In Germany, more than two million animals were used in animal experiments last year, and nearly 740,000 animals were killed for scientific purposes, as reported by the German newspaper Neue Osnabrücker Zeitung.
The most commonly used animals are mice: 1.37 million, followed by 255,000 rats and 240,000 fish. In addition, reportedly, 3,300 dogs and 718 cats were used in experiments. Although the government has vowed to restrict animal testing, the number of monkeys used as experimental animals increased to 3,472, compared to 2,462 in 2016, according to the Federal Ministry of Food and Agriculture (BMEL).
Germany comes second after the U.K. in the highest rate of animal testing among European Union countries. The European Commission has accused Merkel's government of not adapting German law enough to curtail the practice.

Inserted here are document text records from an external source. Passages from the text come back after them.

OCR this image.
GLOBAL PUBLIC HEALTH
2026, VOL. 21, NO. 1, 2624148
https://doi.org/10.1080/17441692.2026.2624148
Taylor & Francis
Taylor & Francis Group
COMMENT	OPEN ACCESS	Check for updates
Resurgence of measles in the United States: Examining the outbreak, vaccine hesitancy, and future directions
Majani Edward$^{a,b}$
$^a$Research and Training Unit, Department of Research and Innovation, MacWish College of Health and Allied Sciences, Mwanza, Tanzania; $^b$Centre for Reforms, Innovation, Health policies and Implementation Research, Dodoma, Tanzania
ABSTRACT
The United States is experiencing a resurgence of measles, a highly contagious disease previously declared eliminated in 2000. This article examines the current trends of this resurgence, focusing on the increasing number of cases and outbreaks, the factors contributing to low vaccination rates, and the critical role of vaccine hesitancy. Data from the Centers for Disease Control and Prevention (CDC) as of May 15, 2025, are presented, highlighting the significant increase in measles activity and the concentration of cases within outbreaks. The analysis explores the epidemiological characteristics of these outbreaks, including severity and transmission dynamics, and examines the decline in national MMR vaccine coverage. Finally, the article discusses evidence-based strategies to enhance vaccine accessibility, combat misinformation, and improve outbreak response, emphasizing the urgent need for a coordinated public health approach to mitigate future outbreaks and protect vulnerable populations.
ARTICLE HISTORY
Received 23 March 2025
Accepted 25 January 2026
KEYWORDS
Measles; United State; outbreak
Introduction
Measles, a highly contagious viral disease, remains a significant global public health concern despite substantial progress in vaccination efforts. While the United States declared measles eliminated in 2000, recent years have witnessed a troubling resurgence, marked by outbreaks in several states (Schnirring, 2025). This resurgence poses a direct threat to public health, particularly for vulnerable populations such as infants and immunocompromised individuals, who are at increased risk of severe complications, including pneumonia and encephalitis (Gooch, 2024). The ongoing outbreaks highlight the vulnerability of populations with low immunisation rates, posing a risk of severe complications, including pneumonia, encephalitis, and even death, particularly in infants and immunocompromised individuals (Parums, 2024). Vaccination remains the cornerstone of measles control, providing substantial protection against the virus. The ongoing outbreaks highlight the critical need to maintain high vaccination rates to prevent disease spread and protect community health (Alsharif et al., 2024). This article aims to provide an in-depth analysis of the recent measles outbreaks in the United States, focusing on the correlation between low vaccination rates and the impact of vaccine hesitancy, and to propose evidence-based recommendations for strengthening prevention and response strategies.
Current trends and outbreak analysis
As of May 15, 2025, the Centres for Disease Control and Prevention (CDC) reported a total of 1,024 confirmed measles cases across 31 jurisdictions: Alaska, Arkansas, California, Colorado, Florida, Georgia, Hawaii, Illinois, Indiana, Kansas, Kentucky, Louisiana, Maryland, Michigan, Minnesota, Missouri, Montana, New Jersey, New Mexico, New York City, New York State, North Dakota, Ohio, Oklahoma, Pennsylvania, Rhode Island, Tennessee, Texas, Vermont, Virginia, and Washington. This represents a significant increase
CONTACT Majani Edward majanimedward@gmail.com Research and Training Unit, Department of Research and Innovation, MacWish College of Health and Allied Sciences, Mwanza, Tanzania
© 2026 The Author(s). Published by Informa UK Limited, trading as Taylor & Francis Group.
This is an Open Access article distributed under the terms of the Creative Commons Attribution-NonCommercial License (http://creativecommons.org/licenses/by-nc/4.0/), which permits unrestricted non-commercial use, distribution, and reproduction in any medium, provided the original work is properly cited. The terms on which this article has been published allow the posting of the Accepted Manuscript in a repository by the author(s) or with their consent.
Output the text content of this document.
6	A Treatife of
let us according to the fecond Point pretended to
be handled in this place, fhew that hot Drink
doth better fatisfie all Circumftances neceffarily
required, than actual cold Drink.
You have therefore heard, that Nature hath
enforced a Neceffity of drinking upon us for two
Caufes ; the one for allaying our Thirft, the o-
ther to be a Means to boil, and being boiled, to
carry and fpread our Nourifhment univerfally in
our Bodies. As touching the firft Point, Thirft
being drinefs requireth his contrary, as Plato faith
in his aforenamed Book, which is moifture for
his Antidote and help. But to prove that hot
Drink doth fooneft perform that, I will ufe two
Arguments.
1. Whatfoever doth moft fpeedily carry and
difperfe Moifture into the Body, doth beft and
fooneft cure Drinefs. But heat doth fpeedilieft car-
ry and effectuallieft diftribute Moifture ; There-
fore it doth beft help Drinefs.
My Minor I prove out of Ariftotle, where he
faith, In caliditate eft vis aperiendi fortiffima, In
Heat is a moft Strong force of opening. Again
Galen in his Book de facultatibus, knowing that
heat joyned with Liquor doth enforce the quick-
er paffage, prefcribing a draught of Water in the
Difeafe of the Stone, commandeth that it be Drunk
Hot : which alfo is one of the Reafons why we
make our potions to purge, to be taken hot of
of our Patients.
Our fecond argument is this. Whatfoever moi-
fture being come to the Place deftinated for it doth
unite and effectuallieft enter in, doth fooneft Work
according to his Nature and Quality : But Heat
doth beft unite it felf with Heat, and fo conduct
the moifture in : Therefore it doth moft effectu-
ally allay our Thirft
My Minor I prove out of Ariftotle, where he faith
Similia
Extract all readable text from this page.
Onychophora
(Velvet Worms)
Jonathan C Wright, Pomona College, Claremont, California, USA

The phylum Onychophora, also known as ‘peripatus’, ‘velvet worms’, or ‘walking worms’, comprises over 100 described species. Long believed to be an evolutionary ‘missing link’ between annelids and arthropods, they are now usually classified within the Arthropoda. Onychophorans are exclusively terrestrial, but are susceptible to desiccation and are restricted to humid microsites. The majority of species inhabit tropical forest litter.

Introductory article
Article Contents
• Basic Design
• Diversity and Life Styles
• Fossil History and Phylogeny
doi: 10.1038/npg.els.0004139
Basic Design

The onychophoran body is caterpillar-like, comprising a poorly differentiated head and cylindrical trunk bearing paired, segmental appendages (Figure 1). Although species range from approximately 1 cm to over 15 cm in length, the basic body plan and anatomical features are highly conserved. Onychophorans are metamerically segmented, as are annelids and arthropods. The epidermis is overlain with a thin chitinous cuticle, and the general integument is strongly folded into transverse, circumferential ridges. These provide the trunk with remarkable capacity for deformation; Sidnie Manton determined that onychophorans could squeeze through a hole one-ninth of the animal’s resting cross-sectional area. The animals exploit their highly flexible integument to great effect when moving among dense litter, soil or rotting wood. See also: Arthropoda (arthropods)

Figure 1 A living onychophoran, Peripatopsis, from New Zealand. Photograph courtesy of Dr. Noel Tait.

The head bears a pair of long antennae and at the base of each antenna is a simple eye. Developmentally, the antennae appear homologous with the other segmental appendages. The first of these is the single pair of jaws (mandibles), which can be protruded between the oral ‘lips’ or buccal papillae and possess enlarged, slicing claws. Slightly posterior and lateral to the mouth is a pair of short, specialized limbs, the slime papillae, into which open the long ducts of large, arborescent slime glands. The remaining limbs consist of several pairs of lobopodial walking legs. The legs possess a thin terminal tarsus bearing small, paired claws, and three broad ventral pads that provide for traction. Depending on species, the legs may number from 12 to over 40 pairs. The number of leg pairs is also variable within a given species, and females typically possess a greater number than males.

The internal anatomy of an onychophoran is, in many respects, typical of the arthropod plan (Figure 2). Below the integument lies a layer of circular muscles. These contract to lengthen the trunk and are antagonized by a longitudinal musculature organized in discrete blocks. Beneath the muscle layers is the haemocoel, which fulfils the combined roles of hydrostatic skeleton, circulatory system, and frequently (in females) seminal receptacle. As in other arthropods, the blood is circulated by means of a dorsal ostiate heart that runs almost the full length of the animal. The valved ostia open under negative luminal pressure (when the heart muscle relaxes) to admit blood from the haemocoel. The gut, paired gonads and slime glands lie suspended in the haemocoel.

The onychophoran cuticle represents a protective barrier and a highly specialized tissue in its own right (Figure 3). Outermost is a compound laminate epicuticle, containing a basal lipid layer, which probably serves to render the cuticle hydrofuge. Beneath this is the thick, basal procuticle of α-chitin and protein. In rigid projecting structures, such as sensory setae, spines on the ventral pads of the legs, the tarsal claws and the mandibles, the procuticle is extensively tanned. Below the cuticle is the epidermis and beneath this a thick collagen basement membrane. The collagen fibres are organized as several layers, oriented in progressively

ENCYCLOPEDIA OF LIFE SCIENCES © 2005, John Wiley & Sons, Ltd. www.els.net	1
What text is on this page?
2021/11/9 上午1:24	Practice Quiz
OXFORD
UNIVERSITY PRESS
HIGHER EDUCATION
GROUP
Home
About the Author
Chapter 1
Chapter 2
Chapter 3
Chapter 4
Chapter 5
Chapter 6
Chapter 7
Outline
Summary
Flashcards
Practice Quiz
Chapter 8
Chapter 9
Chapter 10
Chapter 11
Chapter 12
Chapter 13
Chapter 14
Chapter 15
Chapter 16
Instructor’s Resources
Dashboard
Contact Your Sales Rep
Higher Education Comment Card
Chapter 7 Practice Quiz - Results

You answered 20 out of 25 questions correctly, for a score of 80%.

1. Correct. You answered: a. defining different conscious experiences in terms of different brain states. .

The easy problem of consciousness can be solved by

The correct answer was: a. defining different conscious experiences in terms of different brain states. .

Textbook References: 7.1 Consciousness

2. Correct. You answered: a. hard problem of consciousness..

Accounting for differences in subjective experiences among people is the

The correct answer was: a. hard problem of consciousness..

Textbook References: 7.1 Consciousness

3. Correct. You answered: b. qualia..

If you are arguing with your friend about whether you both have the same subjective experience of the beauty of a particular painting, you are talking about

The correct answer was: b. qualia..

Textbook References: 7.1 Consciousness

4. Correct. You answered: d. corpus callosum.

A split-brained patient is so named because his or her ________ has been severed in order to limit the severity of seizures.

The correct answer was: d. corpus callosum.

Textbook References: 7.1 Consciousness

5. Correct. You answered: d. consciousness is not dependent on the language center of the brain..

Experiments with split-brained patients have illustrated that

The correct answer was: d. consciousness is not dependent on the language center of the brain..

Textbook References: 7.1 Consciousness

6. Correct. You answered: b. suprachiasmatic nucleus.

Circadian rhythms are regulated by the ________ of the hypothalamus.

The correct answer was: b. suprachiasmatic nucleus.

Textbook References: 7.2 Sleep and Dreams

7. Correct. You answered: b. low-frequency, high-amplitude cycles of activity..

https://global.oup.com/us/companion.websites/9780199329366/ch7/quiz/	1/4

Julia Klöckner, a heavyweight in the Christian Democratic Union (CDU) party, stated that alternatives to experimental research on animals would be further examined. German Chancellor Angela Merkel's government was accused by the European Commission for not adapting German law to limit such practices on animals. Meanwhile, Greens parliamentarian Green Künast, the animal welfare spokeswoman for her group, said: "We now need a clear exit strategy."
According to the federal government, 50 percent of the animals were used in basic research. Another 15 percent were used by scientists directly for research into diseases in humans and animals.